Je ne me suis jamais senti « gaucho », mais de gauche, oui, j’assume. Et cela n’est pas en contradiction avec mon engagement écologiste. J’ai mis en cause la croissance dans mes livres dès les années 2000 pour des raisons qui étaient sociales : je considérais que parler de la croissance était un moyen de dire « attendez demain qu’il y ait deux, trois ou quatre points de croissance pour que l’on redistribue ». De mon point de vue, il n’y avait pas besoin d’attendre que le gâteau grossisse pour que l’on puisse en donner quelques miettes aux gens : celui-ci était déjà assez gros pour être partagé.

Suis-je le gaucho le service ? Ce dont je suis certain, c’est que certaines choses étaient difficilement dicibles et deviennent plus faciles à exprimer parce que l’atmosphère « écolo » rend possible cette libération.
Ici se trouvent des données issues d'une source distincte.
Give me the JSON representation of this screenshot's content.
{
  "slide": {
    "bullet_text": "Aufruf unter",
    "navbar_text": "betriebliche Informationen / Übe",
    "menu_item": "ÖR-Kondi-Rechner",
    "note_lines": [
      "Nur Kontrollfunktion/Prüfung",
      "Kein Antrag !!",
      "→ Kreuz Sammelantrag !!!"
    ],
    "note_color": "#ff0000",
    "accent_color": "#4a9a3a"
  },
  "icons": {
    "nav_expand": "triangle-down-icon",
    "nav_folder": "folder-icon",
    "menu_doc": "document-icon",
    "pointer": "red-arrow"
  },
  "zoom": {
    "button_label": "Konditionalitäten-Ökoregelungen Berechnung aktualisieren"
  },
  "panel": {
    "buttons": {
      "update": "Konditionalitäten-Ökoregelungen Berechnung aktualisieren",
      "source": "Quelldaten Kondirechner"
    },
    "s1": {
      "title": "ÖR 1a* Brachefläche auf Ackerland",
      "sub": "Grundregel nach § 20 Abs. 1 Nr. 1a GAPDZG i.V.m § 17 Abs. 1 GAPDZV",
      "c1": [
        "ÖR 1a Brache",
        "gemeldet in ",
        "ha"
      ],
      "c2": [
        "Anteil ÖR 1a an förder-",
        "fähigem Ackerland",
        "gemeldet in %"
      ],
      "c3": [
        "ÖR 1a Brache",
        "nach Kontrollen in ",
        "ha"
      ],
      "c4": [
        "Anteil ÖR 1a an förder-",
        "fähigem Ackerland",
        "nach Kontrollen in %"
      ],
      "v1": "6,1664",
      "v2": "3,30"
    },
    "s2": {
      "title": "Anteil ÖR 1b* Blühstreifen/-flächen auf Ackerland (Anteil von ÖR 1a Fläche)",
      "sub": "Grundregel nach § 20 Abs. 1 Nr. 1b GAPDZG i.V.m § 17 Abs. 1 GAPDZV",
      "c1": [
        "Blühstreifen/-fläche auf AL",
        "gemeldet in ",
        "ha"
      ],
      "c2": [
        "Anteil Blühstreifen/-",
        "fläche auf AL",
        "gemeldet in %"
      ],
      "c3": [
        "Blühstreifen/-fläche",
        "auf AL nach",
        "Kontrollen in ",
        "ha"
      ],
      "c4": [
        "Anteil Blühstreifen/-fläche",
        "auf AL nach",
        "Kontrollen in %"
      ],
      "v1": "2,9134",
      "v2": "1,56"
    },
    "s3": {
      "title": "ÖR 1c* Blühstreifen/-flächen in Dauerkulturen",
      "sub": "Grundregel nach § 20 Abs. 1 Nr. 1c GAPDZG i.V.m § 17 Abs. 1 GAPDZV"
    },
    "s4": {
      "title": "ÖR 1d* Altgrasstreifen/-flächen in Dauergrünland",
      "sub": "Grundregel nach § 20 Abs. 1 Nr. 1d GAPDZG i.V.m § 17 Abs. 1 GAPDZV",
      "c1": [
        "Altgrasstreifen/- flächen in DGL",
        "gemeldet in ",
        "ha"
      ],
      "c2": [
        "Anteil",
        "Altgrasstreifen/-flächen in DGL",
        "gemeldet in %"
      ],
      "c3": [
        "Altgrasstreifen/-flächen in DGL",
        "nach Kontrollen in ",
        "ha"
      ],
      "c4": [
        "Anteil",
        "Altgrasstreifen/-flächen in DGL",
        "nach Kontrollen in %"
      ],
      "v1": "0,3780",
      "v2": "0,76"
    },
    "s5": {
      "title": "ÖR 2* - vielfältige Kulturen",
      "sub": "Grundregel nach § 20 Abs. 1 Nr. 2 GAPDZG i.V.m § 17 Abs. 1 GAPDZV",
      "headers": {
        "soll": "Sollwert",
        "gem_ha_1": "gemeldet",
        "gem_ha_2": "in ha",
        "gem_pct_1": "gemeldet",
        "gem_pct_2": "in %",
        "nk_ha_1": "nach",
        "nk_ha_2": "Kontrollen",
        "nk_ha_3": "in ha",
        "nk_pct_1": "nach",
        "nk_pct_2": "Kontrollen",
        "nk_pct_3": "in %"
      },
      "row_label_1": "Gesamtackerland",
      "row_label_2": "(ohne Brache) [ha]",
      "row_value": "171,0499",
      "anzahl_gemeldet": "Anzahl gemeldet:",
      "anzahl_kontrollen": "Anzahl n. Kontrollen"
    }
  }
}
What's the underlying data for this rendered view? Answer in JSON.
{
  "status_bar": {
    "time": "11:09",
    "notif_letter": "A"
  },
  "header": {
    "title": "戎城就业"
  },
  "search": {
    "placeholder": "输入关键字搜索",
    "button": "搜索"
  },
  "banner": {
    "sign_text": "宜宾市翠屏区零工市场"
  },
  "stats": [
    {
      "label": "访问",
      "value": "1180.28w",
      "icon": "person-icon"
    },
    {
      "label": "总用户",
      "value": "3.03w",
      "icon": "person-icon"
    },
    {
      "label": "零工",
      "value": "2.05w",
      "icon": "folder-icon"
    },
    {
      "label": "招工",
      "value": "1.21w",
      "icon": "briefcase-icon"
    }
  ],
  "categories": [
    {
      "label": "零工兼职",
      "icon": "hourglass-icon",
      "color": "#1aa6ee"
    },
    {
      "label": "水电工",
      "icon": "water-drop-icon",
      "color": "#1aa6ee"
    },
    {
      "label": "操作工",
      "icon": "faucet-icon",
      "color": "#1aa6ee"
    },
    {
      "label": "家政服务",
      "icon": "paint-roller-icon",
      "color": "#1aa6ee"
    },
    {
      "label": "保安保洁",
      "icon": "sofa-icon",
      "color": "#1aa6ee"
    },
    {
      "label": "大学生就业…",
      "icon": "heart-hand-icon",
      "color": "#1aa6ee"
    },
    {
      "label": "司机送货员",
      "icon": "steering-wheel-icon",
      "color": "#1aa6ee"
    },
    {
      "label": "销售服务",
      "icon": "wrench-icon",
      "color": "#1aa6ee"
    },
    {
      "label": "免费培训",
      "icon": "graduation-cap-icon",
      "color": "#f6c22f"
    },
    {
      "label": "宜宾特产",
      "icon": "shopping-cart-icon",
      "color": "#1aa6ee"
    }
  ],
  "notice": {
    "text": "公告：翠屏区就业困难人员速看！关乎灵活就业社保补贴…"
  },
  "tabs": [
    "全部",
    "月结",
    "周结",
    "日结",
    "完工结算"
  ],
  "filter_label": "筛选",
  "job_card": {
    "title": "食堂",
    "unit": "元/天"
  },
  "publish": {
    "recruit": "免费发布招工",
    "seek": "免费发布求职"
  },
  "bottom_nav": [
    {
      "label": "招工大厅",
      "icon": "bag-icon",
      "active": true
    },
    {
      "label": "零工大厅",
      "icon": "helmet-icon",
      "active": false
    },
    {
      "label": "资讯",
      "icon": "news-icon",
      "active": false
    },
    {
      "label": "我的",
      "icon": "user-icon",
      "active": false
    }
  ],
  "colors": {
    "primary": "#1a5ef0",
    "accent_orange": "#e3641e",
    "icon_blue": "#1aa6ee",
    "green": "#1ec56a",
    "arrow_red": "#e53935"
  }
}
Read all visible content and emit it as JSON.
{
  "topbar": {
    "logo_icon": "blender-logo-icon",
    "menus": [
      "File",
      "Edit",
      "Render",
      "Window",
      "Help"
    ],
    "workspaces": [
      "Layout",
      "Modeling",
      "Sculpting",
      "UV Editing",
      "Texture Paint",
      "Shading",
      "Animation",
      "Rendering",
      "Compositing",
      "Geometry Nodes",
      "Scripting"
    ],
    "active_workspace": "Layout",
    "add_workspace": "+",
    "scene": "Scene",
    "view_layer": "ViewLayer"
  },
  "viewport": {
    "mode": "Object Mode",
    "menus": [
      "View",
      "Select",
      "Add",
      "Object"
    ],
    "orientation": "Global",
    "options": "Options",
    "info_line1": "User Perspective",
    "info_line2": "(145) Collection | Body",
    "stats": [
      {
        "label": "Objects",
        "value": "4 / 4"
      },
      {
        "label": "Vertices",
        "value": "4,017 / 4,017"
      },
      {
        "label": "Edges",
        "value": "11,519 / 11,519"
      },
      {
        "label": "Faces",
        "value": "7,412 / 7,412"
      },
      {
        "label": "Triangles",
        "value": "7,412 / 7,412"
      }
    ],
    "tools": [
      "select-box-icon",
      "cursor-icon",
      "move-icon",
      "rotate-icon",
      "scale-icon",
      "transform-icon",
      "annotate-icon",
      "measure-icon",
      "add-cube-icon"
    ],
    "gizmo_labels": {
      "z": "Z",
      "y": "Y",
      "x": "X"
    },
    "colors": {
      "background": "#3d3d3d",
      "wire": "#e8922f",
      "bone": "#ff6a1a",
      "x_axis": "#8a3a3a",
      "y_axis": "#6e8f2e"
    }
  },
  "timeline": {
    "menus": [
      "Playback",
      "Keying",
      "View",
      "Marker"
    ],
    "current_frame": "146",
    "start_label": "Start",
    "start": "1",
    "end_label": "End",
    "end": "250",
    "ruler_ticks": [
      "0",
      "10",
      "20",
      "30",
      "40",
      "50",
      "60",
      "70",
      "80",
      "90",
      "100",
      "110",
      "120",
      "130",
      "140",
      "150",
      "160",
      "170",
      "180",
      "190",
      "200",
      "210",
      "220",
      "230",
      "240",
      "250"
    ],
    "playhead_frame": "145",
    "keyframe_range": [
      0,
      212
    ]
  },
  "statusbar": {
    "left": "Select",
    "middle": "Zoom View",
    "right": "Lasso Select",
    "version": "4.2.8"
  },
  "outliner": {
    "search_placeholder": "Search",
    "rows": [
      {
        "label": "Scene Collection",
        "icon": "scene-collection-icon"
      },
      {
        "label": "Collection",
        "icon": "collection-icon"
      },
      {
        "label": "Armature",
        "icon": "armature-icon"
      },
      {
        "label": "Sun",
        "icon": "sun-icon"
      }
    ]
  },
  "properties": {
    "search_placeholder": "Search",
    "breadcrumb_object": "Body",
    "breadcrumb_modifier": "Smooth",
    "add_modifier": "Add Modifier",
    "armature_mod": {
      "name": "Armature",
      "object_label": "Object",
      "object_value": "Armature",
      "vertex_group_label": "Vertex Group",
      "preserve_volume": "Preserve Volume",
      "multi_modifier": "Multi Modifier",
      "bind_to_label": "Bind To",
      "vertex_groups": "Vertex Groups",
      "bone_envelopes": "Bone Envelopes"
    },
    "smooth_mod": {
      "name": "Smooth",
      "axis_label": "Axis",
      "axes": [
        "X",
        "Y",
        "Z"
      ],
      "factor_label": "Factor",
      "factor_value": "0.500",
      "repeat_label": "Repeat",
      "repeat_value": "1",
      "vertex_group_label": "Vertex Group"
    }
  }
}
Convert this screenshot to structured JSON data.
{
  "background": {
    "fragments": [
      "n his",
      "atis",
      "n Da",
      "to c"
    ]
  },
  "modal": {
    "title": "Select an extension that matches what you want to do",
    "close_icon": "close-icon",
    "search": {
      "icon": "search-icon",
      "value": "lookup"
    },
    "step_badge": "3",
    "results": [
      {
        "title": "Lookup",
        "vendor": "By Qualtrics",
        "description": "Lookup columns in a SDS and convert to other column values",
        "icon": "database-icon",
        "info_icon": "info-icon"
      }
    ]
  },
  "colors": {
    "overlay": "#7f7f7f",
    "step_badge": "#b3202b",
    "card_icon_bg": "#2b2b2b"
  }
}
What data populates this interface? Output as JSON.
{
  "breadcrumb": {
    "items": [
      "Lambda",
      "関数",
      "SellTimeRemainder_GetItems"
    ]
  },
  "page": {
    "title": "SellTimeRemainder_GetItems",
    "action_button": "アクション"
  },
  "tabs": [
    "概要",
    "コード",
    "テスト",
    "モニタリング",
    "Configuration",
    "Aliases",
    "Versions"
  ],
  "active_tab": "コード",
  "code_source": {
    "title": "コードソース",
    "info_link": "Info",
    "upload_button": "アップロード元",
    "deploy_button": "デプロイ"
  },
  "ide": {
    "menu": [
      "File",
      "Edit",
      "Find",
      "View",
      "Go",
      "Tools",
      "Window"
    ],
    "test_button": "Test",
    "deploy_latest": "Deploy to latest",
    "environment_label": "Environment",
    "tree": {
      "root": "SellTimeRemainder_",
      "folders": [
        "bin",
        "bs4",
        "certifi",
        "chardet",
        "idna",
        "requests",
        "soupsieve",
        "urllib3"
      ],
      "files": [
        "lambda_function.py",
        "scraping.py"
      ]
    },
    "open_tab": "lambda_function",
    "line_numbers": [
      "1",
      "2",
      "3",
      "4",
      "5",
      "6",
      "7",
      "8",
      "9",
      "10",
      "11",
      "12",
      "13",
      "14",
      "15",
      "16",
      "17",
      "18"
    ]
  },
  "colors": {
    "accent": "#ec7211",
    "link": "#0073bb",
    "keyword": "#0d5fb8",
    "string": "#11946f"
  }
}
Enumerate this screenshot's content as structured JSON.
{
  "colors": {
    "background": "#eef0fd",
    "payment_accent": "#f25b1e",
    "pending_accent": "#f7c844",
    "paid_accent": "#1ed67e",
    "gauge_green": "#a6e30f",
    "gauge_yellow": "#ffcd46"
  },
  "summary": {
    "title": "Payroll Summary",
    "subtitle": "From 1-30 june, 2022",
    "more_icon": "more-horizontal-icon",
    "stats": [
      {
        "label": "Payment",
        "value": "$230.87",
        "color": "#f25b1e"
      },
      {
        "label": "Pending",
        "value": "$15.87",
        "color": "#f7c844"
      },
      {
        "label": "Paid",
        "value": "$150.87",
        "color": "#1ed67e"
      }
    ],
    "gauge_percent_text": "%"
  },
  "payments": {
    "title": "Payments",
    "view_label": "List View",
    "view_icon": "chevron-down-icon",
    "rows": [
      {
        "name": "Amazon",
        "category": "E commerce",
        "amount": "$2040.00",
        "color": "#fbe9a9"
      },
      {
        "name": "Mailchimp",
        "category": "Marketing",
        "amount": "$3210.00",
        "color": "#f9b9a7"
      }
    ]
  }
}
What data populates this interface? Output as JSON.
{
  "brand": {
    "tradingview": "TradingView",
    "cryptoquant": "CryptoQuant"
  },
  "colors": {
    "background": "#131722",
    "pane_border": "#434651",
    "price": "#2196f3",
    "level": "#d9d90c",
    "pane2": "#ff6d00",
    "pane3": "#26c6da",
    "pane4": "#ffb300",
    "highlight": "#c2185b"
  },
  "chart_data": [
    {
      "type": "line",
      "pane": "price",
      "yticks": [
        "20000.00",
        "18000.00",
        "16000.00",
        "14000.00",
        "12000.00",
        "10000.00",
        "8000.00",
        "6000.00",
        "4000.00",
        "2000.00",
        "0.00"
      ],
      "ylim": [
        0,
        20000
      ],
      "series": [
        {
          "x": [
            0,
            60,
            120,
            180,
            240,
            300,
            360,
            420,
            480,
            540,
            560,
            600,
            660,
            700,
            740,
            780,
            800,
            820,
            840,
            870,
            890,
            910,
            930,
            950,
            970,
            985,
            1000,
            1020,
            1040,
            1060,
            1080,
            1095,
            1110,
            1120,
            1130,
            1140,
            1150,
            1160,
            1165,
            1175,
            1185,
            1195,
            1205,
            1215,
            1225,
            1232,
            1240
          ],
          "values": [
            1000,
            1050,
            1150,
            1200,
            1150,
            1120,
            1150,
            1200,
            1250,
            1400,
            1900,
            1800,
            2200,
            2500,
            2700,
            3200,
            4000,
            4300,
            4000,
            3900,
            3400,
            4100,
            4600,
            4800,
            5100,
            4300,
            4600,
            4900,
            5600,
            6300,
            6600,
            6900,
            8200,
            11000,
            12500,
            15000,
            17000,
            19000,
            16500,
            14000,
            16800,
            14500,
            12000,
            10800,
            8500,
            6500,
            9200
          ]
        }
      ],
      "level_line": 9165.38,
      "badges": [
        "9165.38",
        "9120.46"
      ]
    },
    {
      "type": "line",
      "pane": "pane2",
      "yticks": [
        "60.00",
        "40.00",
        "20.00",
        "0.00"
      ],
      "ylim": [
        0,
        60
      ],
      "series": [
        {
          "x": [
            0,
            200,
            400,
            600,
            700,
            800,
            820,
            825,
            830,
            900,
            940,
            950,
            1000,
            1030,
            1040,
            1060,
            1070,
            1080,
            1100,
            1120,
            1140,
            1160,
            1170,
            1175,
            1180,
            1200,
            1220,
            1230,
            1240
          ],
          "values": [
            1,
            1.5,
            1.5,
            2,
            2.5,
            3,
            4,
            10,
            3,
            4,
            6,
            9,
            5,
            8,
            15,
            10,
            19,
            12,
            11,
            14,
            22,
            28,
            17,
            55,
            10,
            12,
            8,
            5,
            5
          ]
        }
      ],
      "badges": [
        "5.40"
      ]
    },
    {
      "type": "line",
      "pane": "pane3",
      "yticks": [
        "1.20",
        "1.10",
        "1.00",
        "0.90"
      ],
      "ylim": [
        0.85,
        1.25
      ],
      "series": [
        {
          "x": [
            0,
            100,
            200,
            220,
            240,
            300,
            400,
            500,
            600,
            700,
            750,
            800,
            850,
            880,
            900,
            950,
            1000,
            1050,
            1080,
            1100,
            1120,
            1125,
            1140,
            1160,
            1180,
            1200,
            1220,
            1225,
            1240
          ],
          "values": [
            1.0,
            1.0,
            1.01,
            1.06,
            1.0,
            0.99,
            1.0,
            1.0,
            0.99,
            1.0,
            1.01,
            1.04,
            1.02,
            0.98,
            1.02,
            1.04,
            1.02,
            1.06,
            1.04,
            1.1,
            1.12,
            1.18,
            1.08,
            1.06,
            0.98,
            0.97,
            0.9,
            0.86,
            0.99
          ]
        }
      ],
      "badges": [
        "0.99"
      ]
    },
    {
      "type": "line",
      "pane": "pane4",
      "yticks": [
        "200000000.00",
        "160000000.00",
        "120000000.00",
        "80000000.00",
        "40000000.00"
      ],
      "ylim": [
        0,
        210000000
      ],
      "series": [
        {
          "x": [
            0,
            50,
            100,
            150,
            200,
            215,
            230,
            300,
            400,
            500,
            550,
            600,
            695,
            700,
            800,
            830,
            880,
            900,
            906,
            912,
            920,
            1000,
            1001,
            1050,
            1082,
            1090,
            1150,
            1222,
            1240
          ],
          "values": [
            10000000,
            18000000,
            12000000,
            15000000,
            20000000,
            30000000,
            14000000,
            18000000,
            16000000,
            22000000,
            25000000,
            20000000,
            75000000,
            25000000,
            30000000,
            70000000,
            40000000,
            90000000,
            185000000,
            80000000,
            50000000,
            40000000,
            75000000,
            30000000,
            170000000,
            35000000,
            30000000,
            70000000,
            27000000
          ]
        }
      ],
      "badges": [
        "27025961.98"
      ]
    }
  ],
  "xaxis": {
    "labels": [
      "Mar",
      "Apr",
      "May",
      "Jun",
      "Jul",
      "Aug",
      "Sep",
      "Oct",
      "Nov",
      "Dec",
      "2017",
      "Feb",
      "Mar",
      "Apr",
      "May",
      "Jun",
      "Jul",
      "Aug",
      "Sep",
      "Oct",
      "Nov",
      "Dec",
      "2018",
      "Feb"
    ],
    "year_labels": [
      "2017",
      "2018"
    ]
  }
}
On pourrait par exemple interdire la publicité ! J’ai déjà écrit des papiers là-dessus, et c’est longtemps resté totalement inaudible. J’ai le sentiment que ce genre de choses devient audible, que l’on a aujourd’hui la possibilité de mettre en cause ce modèle de consommation et cette emprise des marques sur nos esprits. Dans La guerre des classes, qui est l’un de mes vieux livres, je remettais en cause le bien-fondé de la croissance. Désormais, on peut critiquer la croissance pour des raisons sociales, mais on peut également le faire parce qu’elle mène la planète à sa perte, et enfin parce que le bonheur ne passe plus par là. J’essaie de me saisir de cette opportunité. Le rapport aux animaux, qui relevait un peu de la sensiblerie il y a quelques années, peut maintenant s’inscrire dans un continuum de luttes. Au fond, le capital s’en est pris à la terre, aux arbres, aux hommes, et ainsi de suite. Il s’en prend aux animaux qu’il transforme en minerais et qu’il maltraite, de la même manière qu’il maltraite les hommes : c’est pourquoi on n’a pas à faire un choix entre le rouge et le vert, entre la défense des hommes et de la nature. Notre ennemi est un ennemi commun qui réduit l’homme et la nature à de pures fonctions. Il a pour seul objectif de produire et de consommer.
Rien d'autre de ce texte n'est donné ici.